Max More, <firstname.lastname@example.org>, writes:
> Coercion *was* a part of Pizulli's scenario. Sorry if I didn't take the
> time to set the whole thing out. Of course without the coercion, cloning
> legless people for space would be a really dumb thing to do.
This is not so clear to me.
> If those
> individuals didn't want to follow your plan for their lives, they might be
> very pissed that you made them legless when this limits them in a gravity
> field. "Oops! Sorry, Sally. It never occurred to us that you might want to
> live on Earth or in an artificial gravity experiment. Look, we bought you
> some shiny new crutches!"
Under what circumstances is it legitimate to alter the genome and create a genetically altered person who is better adapted to some environments but worse for others? In space, the legless person, or someone with hands instead of feet, may have an advantage. But you can't ask in advance.
The question is related to the issue of whether it is right to bring children into the world in other circumstances where their choices may be limited.
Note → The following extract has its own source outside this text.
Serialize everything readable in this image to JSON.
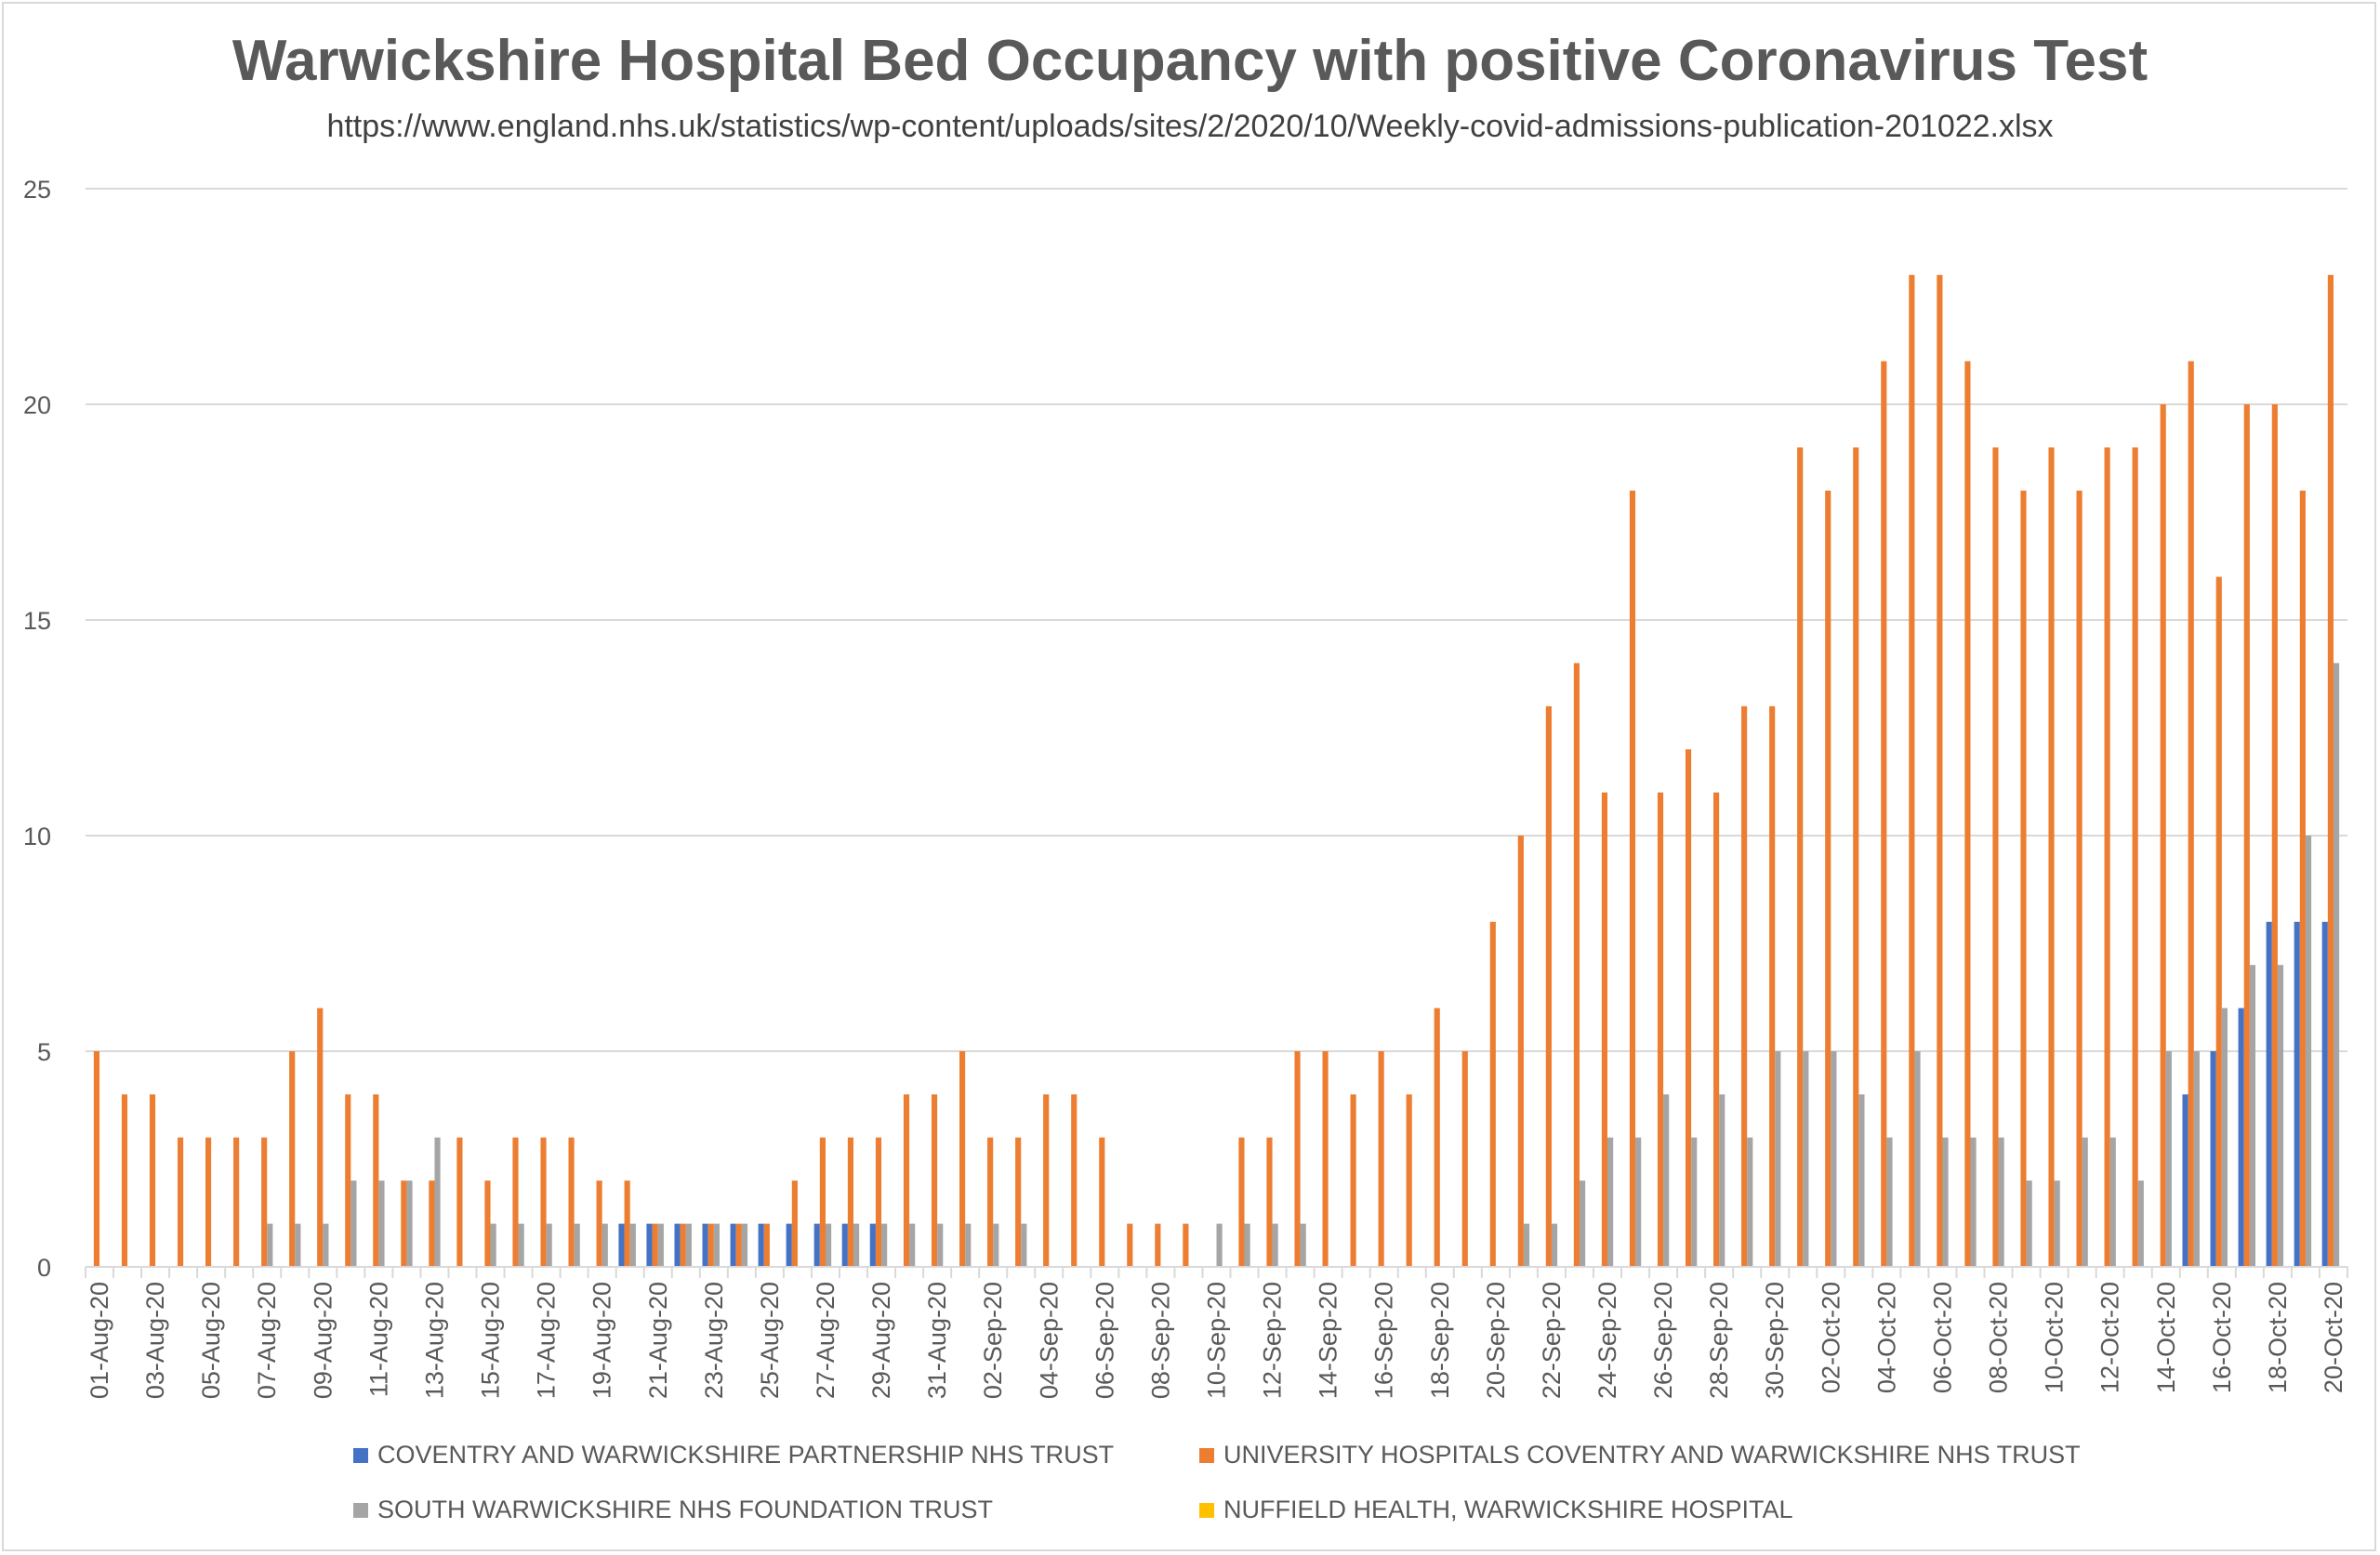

Historically, people have had the right to raise their offspring into virtually any circumstances. They travel to dangerous new continents and raise children in hard conditions. Nobody asks the kids if they mind; it's impossible to do so until after their born, and then it's too late.
Suppose a ship is being launched to the stars, at relatively slow speeds,
which will take centuries to make the journey. Even with longevity and
hibernation, it is likely that children will be born, just as have been
born on other migrations. This is part of the historical pattern of life,
and doesn't seem to raise new ethical problems.
Bringing kids into such an environment dooms them to life in space
as certainly as biologically adapting them would. If we accept the
historical precedent for parents to have children in environments which
limit their choices, shouldn't we accept that modifying them is equally
Bringing kids into such an environment dooms them to life in space as certainly as biologically adapting them would. If we accept the historical precedent for parents to have children in environments which limit their choices, shouldn't we accept that modifying them is equally permissible?